Par ailleurs, l'article L. 4121-1 du code du travail, l'employeur prend les mesures nécessaires pour assurer la sécurité et protéger la santé physique et mentale des travailleurs. Ces mesures comprennent :
1° Des actions de prévention des risques professionnels, y compris ceux mentionnés à l'article L. 4161-1 ;
2° Des actions d'information et de formation ;
3° La mise en place d'une organisation et de moyens adaptés.
L'employeur veille à l'adaptation de ces mesures pour tenir compte du changement des circonstances et tendre à l'amélioration des situations existantes.

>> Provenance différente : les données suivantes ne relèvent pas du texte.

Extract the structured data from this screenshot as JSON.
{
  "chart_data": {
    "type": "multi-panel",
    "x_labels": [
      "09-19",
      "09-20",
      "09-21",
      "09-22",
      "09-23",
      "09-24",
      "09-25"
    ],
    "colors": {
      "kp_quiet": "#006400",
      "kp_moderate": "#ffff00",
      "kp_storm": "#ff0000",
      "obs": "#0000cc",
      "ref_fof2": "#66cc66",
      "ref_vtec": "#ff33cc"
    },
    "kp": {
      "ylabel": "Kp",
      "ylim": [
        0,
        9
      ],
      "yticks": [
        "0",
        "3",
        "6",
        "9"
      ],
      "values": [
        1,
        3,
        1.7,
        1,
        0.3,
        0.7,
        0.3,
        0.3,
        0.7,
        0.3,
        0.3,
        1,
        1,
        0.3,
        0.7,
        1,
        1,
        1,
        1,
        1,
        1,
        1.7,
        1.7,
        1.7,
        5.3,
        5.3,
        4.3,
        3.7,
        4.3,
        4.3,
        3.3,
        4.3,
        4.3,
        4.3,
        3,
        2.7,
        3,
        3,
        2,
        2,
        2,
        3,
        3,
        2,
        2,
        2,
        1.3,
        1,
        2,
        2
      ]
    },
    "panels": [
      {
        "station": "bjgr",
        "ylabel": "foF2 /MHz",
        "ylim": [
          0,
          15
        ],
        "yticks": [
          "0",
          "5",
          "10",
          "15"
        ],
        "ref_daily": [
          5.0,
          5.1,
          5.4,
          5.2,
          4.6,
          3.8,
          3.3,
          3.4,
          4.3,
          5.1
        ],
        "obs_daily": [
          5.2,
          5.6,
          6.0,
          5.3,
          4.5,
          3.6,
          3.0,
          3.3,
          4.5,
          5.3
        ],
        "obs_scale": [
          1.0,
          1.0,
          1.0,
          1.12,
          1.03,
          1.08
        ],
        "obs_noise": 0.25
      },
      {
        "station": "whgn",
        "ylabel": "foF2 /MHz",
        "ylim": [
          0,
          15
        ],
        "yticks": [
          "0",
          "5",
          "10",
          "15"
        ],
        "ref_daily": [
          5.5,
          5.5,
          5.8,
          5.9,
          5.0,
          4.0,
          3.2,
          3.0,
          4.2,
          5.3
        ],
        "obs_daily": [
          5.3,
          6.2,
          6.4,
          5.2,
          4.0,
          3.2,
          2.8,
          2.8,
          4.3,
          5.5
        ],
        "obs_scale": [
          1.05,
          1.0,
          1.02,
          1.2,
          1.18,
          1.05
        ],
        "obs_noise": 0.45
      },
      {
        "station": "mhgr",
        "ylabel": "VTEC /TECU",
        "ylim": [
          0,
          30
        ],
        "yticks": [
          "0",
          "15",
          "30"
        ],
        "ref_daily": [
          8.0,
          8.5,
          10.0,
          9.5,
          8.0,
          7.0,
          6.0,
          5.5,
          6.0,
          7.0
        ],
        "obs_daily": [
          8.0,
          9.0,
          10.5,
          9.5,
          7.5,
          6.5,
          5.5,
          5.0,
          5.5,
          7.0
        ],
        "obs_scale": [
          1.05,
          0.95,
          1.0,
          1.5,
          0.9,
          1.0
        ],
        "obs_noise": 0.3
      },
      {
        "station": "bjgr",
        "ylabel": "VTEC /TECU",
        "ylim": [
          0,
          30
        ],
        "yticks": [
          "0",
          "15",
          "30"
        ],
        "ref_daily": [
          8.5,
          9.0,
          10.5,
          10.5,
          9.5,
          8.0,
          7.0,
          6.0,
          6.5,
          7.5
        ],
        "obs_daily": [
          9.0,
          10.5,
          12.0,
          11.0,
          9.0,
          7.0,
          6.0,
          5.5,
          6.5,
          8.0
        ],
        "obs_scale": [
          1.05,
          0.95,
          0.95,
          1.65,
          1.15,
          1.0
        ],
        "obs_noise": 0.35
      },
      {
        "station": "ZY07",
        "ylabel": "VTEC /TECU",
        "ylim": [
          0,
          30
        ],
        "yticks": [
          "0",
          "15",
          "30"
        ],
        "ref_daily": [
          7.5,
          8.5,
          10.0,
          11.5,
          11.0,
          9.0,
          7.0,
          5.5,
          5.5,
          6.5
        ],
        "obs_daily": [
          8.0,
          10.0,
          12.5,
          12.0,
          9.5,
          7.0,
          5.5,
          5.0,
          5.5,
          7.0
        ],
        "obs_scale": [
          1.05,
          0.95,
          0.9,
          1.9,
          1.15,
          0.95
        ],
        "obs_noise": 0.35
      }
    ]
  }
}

L'article L. 4121-2 du même code précise que l'employeur met en oeuvre les mesures prévues à l'article L. 4121-1 sur le fondement des principes généraux de prévention suivants :
1° Eviter les risques ;
2° Evaluer les risques qui ne peuvent pas être évités ;
3° Combattre les risques à la source ;
4° Adapter le travail à l'homme, en particulier en ce qui concerne la conception des postes de travail ainsi que le choix des équipements de travail et des méthodes de travail et de production, en vue notamment de limiter le travail monotone et le travail cadencé et de réduire les effets de ceux-ci sur la santé ;
5° Tenir compte de l'état d'évolution de la technique ;
6° Remplacer ce qui est dangereux par ce qui n'est pas dangereux ou par ce qui est moins dangereux ;
7° Planifier la prévention en y intégrant, dans un ensemble cohérent, la technique, l'organisation du travail, les conditions de travail, les relations sociales et l'influence des facteurs ambiants, notamment les risques liés au harcèlement moral et au harcèlement sexuel, tels qu'ils sont définis aux articles L. 1152-1 et L. 1153-1, ainsi que ceux liés aux agissements sexistes définis à l'article L. 1142-2-1 ;
8° Prendre des mesures de protection collective en leur donnant la priorité sur les mesures de protection individuelle ;
9° Donner les instructions appropriées aux travailleurs.
Il résulte de ces dispositions que l'employeur, tenu d'une obligation de sécurité envers les salariés, doit prendre les mesures nécessaires pour assurer la sécurité et protéger la santé physique et mentale des travailleurs et qu'il ne méconnaît pas cette obligation légale s'il justifie avoir pris toutes les mesures prévues par les articles L. 4121-1 et L. 4121-2 du code du travail.
En l'espèce, M. [W] invoque un dépassement par l'employeur de la durée maximale du temps de travail quotidien et/ou hebdomadaire.